My. Fucking. Moment.

 My hands begin
to slide.
DON’T,
I warn them.
DON’T YOU DARE YOU MOTHERFUCKERS.

 Then I’m
falling, hitting the ground. Maya’s there, her hands on my back to keep me from
putting my ass in the snow.

 “Get away!”
I tear myself from her touch. My body screams at me in a hundred different
directions, but it doesn’t compare to what’s happening in my chest. My heart
cringes.

 Maya stands
next to me, and her face is artic cold. I’m losing her. I can feel it.

“Give me the
keys,” she says in a hard voice.

Go fish!
 I heave the keys into the woods, but
they don’t go far.
Pathetic.
 

 “Classy,”
Maya says.

 “Have fun,
don’t get dead,” I retort back.
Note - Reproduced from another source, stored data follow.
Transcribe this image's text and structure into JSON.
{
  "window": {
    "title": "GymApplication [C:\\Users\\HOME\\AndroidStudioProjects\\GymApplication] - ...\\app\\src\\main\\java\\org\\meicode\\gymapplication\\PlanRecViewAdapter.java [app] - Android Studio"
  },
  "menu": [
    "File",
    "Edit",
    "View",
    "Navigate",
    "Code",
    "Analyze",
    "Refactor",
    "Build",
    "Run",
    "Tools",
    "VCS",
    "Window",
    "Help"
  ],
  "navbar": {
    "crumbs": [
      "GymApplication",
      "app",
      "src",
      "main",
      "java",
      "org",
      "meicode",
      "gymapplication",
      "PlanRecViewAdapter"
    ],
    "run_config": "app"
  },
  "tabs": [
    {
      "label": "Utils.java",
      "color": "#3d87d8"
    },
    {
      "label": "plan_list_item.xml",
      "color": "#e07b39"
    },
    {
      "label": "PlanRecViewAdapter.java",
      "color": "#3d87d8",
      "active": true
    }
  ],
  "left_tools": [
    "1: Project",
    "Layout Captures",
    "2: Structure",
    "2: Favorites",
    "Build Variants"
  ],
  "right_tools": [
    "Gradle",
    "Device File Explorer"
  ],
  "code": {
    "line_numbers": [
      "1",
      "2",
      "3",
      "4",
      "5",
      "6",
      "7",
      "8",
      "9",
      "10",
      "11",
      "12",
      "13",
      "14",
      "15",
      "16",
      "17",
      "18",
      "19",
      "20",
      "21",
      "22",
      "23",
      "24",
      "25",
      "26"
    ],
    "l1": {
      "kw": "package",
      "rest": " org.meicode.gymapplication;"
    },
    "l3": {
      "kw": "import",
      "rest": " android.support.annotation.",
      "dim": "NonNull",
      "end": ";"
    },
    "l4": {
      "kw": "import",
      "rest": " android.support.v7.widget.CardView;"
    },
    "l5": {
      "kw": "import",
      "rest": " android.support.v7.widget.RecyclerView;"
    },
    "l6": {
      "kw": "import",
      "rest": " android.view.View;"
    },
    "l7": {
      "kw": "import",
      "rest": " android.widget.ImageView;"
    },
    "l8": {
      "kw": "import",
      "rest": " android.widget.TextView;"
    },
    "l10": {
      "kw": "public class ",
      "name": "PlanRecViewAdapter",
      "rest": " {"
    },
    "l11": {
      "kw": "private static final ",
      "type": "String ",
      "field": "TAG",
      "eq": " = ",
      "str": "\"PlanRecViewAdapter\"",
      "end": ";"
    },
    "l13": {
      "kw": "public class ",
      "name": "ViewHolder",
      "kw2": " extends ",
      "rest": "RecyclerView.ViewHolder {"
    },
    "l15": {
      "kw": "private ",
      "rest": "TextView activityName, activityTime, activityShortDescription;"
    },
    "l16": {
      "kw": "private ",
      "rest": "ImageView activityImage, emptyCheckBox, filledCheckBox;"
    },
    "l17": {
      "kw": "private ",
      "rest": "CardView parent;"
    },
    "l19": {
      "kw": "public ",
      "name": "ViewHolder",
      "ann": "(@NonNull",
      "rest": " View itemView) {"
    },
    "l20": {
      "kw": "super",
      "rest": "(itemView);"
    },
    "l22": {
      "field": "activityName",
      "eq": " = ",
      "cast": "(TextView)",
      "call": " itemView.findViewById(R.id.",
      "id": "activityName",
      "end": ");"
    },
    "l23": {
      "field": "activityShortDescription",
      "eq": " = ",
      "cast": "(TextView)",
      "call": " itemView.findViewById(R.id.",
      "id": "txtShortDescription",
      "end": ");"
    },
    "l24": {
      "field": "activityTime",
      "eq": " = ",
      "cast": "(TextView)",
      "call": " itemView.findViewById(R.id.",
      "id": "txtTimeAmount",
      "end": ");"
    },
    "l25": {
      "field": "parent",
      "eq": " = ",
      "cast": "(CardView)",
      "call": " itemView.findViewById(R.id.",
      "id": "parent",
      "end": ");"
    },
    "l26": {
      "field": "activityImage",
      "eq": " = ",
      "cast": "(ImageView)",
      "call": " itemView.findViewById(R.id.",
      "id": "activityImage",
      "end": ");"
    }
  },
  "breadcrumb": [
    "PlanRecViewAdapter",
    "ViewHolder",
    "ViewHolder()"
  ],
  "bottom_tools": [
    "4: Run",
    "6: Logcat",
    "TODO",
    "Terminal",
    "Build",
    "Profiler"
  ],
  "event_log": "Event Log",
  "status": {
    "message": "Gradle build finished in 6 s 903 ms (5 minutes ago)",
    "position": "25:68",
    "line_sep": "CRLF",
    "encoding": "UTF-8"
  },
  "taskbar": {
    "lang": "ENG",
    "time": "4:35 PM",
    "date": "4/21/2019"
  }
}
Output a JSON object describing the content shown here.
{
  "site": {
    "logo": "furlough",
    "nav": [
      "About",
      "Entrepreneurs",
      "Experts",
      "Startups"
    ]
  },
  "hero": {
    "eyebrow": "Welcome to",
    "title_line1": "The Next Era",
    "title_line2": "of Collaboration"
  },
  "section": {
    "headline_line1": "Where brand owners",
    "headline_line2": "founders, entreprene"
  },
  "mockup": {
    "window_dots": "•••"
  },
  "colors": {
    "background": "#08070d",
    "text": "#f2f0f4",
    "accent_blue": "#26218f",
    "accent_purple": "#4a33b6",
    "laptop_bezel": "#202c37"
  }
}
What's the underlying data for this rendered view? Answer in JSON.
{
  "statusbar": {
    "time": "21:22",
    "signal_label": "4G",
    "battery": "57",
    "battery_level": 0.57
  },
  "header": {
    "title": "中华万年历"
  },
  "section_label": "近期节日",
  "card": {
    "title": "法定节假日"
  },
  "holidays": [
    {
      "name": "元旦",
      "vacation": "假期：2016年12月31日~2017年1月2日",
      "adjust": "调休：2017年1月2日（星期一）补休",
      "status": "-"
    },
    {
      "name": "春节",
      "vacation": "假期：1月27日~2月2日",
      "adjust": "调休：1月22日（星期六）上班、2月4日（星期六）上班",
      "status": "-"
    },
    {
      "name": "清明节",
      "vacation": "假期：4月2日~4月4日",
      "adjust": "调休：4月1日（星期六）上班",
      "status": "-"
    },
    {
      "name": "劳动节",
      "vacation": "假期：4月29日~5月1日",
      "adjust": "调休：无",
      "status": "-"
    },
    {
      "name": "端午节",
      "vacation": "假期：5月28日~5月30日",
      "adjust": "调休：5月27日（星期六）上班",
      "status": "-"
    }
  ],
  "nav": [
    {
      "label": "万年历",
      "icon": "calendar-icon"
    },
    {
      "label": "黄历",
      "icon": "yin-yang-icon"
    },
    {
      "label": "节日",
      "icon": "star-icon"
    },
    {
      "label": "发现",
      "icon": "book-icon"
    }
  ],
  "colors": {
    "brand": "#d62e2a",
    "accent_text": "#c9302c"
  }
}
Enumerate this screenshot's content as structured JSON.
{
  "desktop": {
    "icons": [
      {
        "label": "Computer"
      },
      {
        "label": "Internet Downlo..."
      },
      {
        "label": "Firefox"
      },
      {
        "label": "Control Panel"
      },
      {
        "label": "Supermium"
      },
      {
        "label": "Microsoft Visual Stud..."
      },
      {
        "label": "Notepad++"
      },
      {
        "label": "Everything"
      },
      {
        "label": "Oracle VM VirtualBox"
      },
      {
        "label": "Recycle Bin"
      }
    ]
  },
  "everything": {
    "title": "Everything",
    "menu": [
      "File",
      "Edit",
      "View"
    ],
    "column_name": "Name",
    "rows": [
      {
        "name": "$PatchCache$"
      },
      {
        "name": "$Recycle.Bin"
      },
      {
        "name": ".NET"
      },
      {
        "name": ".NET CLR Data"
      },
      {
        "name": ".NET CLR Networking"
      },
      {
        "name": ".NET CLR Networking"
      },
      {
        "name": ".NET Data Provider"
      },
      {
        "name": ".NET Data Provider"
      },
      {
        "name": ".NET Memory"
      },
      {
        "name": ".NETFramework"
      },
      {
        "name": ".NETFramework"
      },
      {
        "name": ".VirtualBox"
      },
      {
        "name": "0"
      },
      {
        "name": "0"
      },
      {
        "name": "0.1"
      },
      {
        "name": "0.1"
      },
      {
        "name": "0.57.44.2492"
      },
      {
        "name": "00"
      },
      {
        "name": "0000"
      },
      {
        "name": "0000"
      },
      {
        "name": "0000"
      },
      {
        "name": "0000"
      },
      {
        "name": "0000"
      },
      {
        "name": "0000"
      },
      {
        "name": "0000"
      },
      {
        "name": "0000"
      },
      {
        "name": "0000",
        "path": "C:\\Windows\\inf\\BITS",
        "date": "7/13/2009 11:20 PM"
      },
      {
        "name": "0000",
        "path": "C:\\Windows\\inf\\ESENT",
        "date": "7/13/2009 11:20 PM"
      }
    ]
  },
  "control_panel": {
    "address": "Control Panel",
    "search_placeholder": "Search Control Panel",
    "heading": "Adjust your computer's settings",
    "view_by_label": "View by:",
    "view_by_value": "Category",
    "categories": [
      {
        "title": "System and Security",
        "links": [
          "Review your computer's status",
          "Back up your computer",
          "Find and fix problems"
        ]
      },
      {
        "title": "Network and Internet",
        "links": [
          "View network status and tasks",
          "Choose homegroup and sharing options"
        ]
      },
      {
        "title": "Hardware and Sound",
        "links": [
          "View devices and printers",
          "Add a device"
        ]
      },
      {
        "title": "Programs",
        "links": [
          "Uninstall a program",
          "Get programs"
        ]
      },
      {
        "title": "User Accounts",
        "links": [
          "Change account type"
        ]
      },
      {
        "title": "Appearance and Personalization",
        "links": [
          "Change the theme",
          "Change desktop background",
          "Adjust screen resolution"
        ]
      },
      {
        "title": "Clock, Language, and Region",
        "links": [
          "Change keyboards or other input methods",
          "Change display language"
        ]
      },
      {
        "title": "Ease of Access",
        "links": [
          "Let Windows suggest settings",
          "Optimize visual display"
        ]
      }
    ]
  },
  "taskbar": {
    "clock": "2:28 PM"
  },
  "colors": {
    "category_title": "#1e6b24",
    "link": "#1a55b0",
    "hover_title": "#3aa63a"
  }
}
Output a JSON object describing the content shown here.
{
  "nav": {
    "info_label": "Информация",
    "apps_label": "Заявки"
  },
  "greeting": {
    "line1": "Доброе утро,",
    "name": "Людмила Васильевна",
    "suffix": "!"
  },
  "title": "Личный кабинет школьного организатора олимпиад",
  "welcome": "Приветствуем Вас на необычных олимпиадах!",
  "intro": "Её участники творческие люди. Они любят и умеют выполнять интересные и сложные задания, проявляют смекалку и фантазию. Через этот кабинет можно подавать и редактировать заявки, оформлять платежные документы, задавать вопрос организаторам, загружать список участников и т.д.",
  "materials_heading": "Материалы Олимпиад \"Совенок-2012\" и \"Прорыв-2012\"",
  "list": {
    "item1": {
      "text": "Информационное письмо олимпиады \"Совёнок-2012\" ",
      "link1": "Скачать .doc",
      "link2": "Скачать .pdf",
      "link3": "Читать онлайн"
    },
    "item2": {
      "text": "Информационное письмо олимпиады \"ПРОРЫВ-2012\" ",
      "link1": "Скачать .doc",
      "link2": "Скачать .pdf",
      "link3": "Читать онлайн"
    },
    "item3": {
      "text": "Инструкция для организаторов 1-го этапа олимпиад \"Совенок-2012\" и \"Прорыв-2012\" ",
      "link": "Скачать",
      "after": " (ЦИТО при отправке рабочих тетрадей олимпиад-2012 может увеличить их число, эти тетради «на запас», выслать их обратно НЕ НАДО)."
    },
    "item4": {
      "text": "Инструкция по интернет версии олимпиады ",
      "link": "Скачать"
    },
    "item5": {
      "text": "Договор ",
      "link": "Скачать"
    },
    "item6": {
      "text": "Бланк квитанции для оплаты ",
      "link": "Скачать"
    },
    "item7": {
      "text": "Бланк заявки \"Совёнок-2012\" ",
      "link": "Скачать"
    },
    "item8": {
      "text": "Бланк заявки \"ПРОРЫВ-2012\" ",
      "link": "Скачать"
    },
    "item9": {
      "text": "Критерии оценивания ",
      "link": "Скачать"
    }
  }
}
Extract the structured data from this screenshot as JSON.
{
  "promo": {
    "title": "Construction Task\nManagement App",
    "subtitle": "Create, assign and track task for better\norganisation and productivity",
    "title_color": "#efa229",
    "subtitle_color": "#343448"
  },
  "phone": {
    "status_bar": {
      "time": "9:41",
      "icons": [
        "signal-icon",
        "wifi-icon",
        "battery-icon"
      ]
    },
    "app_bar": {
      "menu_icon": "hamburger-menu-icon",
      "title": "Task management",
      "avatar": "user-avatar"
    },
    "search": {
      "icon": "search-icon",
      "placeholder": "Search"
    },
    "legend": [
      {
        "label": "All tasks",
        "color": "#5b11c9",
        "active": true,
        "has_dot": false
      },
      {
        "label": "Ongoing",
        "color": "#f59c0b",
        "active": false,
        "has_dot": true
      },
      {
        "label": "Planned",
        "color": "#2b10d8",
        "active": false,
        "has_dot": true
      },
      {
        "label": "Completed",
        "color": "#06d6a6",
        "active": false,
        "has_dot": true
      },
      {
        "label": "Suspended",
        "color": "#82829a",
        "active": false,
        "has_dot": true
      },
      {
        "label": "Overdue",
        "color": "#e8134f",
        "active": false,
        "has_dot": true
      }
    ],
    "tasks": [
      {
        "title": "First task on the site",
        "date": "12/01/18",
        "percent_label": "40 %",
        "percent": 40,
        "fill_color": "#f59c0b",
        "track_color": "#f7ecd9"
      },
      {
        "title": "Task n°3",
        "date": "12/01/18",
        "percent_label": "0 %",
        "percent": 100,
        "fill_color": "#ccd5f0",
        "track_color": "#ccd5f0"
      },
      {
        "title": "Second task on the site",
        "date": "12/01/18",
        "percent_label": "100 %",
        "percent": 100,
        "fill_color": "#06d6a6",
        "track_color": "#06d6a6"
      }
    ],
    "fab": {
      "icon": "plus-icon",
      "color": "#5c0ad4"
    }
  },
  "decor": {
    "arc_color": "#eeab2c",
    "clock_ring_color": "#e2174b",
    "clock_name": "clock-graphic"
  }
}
I grab my stuff and stomp to the house.

 “Gabe,
wait.”

 I turn
around, hoping against hope that she’s changed her mind, that she’ll crack a
smile and be the sweet sister she was before I made a disaster of everything.

 “It’s
because we care, because we love you.”

And isn’t
that the biggest load of bullshit the planet has ever known.

 “No, it’s
not love.” I stare at her. It’s so obvious. “I know what it really is. I can
see it in your face.”

 Maya’s mouth
tightens. Her eyes are a pale blue. They change color sometimes almost to a
smoky gray. Tarren’s eyes do the same thing. “What? What do you see?” she asks.

 “Pity.” I
slam the door to the garage, leaving her to the snow and the cold.